The months leading to a general election in the country are almost never conducive for a majority of the nation's population if one looks at the long-term impact. Much-needed and well-intentioned ideas and solutions, benefiting the non-affluent sections of the population, otherwise gathering dust in ministerial files get pulled up and after regressive distortions these are sought to speedily executed. 

Because all this takes place at the fag end of a government's tenure one has no choice but to surmise that this is largely to extract the maximum electoral gains and very little to do with a genuine desire to help the people of the country. This is the context under which the frantic efforts, late last week, by the central government to press for the immediate implementation of the National Food Security Ordinance with the chief ministers of Congress-ruled states. 

Other political parties, not in the ruling alliance, too, have left no stone unturned to belittle the issue of food security for our rural and urban poor; much of it coming solely due to lack of any electoral gains for themselves. 

In a country such as ours where either fatal starvation or a vicious lack of health impoverishes a vast section of the population, the idea of food security which tries to provide assured access to low-cost food is extremely vital for the long-term well-being of the nation and its economy, notwithstanding the short-term pain an economy in deficit has to endure. In their impishness, the political parties of our country have turned this sensitive matter into a nasty football match.
 
Even if we keep aside the untidy nature of rushing through a National Food Security Ordinance and getting it passed in a jiffy by the President who was till recently a high-ranking minister in the same government, this piece of legislation needed to be debated by the entire parliament in order to give a chance of strengthening it further. 

The food security legislation, as passed by the ordinance, encompasses two-thirds of the country's population. If there exists no adequate infrastructure and preparations to implement it to reach every man, woman and child concerned, then a phase-wise approach would have made better sense. In the greed for electoral gains the rushed attempts to reach out to the entire target level could seriously botch up the entire program. The over Rs 1,00,000 crore amount which is expected to be foregone on account of the food security program is not exactly a small sum to fritter away in inefficiencies. 

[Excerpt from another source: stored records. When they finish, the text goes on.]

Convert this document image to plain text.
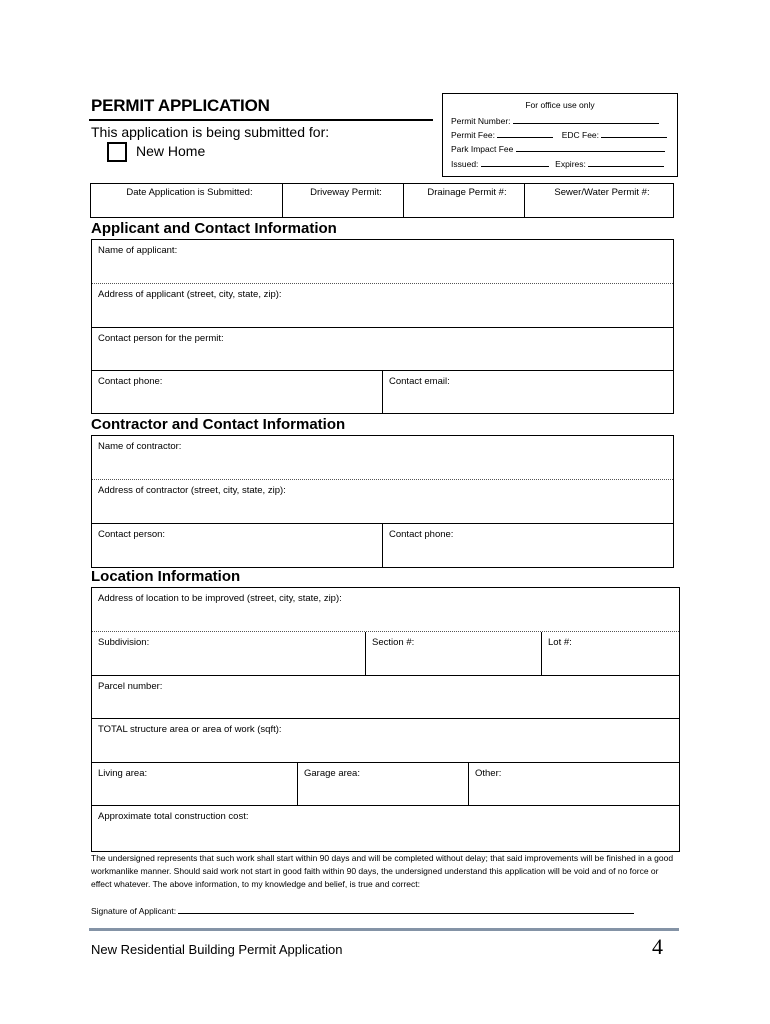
PERMIT APPLICATION
This application is being submitted for:
New Home
For office use only
Permit Number:
Permit Fee:	EDC Fee:
Park Impact Fee
Issued:	Expires:
Date Application is Submitted:	Driveway Permit:	Drainage Permit #:	Sewer/Water Permit #:
Applicant and Contact Information
Name of applicant:
Address of applicant (street, city, state, zip):
Contact person for the permit:
Contact phone:	Contact email:
Contractor and Contact Information
Name of contractor:
Address of contractor (street, city, state, zip):
Contact person:	Contact phone:
Location Information
Address of location to be improved (street, city, state, zip):
Subdivision:	Section #:	Lot #:
Parcel number:
TOTAL structure area or area of work (sqft):
Living area:	Garage area:	Other:
Approximate total construction cost:
The undersigned represents that such work shall start within 90 days and will be completed without delay; that said improvements will be finished in a good workmanlike manner. Should said work not start in good faith within 90 days, the undersigned understand this application will be void and of no force or effect whatever. The above information, to my knowledge and belief, is true and correct:
Signature of Applicant:
New Residential Building Permit Application	4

Of course, such high amounts of revenue foregone is not unique to the issue of food security. Other subsidy areas, including petroleum, fertilisers and others, together gobbled up close to Rs 2,50,000 crore in financial year 2012-13. This is not all. The government's statement of revenue foregone to difference between effective tax rates and actual applied tax rates for FY13 indicated huge sums such as Rs 68,000 crore for corporate taxpayers, Rs 37,000 crore for individual taxpayers, Rs 2,06,000 crore in excise duties and Rs 2,56,000 crore in customs duties. 

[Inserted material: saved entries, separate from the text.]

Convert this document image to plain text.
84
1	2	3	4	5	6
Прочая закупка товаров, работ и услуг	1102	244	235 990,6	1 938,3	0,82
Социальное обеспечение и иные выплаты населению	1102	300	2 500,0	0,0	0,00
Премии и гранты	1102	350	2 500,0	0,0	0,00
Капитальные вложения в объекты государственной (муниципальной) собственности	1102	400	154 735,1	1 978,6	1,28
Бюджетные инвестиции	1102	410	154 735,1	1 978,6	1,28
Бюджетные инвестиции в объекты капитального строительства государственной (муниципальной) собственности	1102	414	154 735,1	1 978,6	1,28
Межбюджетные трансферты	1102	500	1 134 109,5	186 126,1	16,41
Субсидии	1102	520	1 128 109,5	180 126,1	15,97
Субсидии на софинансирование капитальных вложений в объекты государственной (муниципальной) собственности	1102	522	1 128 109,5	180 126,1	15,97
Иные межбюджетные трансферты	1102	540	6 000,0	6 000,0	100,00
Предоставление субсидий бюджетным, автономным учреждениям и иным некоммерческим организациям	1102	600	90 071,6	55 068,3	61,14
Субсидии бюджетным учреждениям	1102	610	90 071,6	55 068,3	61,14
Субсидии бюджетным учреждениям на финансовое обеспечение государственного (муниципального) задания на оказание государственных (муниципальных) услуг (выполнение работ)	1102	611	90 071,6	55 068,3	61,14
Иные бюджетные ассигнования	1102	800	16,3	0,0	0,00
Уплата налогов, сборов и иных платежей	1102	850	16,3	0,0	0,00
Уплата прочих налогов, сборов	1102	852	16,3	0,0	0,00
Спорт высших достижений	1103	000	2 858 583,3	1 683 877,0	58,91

Consider, for instance, the break-up of revenue foregone in customs duties, Rs 61,000 crore for gold and other precious stones and their jewellery, and Rs 57,000 crore for petroleum. The high cost which the food security bill will impose on the country, therefore, does not stand out in isolation. 

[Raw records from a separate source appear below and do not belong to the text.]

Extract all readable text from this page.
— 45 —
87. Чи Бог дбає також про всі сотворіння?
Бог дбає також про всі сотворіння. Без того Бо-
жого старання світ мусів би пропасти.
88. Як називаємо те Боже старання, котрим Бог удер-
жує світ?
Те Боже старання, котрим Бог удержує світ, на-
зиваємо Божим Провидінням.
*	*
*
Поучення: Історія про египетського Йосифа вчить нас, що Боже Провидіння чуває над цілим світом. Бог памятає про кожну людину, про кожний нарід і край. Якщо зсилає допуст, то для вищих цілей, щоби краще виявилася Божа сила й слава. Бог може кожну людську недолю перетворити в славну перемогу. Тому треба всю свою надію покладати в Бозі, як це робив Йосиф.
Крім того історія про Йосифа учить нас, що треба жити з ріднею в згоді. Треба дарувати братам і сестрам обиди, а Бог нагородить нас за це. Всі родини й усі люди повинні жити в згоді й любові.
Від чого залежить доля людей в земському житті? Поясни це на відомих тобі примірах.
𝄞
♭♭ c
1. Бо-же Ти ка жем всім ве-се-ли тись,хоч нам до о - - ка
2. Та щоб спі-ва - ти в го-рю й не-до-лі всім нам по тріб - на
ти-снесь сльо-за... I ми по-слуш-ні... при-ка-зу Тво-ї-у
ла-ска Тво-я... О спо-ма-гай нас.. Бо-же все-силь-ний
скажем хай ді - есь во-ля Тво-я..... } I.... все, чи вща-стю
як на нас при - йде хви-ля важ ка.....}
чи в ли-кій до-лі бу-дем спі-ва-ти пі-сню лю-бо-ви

But the country can not afford another adverse future audit report by Comptroller and Auditor General like its recent one on the Rs 58,000 crore farm loan waiver scheme. That scheme was doled out at the fag end of UPA-1 government's tenure and CAG in its audit found several cases of mis-appropriations and other issues such as exclusions of genuine loan-affected farmers. No one, therefore, can find it easy to believe that the UPA-2 government will not do the same with the food security ordinance. 

If food security is not really achieved and only an erroneous impression of it being achieved is created, it would be a tragedy.